Arguably Reading’s best player of the recent era, Nicky Shorey, took the plunge and joined Aston Villa as he searched for pastures new this summer. Shorey has only contributed to a handful of games and is struggling to hold down a first team place. He was brought in as cover for Wilfred Bouma and even with him out injured until the new year Shorey still has struggled to make that left back spot his own.
Under Steve Coppell’s guidance, Nicky Shorey made his England debut against Brazil and then played the following game against Germany before being thrown into the international wilderness by the new England boss Fabio Capello.
Fair enough, Shorey is playing European football and gaining a fatter pay packet. But technically, he has become a worse player. Aston Villa are not using his ability for set pieces and as the ex-Leyton Orient man is not a run-of-the-mill attacking full back he needs to be involved with the passing aspect of any counter attack and that is not Villa’s style.
In a team full of pace and energy, Shorey does not fill the criteria. You can tell at the end of last season his head was not for Reading and that an extremely woeful performance against Tottenham sealed his premature faint.
Steve Sidwell had left Reading to move on to supposedly bigger and better things over a year ago. He was one of Jose Mourinho’s free captures and looked to star under the then Chelsea manager. However, Mourinho left in dramatic fashion with controversy hanging high and Steve Sidwell was swiftly bombed into the reserves under new manager Avram Grant. His move to Aston Villa, along with Shorey, seemed to be a blessing until injuries have set him back.
Will Sidwell be able to get into the Aston Villa team when he returns from injury, as Nigel Reo-Coker, Stilian Petrov, and Gareth Barry have their places pretty much secured.
Even for Sidwell, a call up for the England squad beckoned but now he would have no chance. He needs to be playing regular first team football; and even new signing, James Milner has only been a fringe player for Villa so far and has not justified his massive transfer fee.
Fringes players for Reading like Seol Ki-Hyeon left to join Fulham for better first team opportunities but his chances have been even more limited.
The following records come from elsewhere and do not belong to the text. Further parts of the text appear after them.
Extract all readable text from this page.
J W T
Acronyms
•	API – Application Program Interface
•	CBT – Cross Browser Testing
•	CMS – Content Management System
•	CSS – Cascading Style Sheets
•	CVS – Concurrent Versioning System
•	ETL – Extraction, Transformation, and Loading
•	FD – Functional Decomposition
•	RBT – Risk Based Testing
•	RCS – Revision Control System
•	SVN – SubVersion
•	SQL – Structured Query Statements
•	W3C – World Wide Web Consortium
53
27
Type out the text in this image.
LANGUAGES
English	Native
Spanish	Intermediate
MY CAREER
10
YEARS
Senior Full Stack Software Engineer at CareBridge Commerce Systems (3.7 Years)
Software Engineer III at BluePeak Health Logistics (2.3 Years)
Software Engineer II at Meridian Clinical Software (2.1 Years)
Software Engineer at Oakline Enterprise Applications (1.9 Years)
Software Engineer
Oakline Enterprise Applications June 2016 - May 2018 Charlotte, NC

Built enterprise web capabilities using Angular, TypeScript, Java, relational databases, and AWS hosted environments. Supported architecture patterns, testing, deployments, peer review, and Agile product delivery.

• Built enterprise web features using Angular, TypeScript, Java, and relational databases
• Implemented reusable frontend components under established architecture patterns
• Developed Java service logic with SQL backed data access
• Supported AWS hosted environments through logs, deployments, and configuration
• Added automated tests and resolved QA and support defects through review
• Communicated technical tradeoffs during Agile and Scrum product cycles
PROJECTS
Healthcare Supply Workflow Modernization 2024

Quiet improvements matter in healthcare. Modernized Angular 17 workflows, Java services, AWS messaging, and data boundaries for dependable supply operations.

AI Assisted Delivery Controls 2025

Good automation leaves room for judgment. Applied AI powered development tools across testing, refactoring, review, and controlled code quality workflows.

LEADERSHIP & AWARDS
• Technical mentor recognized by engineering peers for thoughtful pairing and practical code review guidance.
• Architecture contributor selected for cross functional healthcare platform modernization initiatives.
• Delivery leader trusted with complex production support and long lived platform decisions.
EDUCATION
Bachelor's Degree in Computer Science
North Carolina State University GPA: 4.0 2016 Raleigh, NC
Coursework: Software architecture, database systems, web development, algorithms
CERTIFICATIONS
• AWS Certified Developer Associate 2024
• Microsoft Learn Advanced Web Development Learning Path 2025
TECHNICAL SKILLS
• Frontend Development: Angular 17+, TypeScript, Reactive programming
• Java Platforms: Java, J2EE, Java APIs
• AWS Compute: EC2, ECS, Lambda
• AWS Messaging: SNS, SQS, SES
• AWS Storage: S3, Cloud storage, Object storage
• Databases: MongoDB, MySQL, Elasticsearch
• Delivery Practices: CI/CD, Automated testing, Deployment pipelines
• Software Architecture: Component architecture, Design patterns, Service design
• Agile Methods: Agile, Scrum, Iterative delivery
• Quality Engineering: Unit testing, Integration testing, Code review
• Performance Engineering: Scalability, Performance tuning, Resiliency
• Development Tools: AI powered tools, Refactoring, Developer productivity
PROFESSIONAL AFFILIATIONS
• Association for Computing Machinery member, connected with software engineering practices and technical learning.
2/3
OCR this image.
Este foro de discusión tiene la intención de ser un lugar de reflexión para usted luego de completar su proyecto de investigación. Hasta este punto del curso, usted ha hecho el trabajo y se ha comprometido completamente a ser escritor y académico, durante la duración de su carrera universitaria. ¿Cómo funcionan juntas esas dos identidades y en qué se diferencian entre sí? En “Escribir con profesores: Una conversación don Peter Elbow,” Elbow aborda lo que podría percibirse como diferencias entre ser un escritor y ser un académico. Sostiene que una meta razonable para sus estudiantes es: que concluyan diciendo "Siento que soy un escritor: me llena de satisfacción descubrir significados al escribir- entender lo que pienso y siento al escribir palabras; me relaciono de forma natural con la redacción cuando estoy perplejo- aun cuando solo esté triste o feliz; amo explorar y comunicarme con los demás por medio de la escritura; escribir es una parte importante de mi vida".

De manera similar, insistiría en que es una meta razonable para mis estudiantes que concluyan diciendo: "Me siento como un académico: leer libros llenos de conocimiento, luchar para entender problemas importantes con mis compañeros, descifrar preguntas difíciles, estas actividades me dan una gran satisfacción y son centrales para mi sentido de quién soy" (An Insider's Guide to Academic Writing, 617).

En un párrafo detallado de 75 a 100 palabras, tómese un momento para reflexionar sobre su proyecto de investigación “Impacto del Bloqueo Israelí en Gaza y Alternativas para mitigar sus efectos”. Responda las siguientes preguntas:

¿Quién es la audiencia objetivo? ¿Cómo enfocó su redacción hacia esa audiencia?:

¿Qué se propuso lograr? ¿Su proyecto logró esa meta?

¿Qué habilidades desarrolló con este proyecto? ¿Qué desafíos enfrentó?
Other players that have left Reading
John Oster to Crystal Palace and Chris Makin left straight after the promotion season and spent two years wasting away in the Southampton reserves.
John Halls has now dropped to League Two and playing his trade for Brentford after spending most of his Reading career on loan to other Championship clubs.
Graham Stack is now covering goal for Plymouth Argyle as he took over from jail bound Luke McCormick as the number one spot, again after spending numerous amounts of time on loan to other Championship clubs.
Simon Cox has been scoring some goals at Swindon; and Greg Halford has been passed around quicker than a hot potato.
Other remaining departed squad members have not been doing particularly well include Darren Campbell who plays for Fleet Town; Jonathan Hayes went to Leicester City but now makes cameo appearances for lesser League One clubs. Dean Morgan is on loan at Leyton Orient from Luton Town, Jamie Young still remains a reserve figure at Wycombe Wanderers, Johnny Mullins went to Mansfield before moving on to Stockport County, and Curtis Osano is now plying his trade for Rushden and Diamonds.
Simieon Howell and Peter Castle have given up on playing professional football altogether, it seems.
This just proves being in ‘a team of little fish’ with no stars provides wonders, but having that same ‘little fish’ moving to a bigger pond proves that they cannot swim.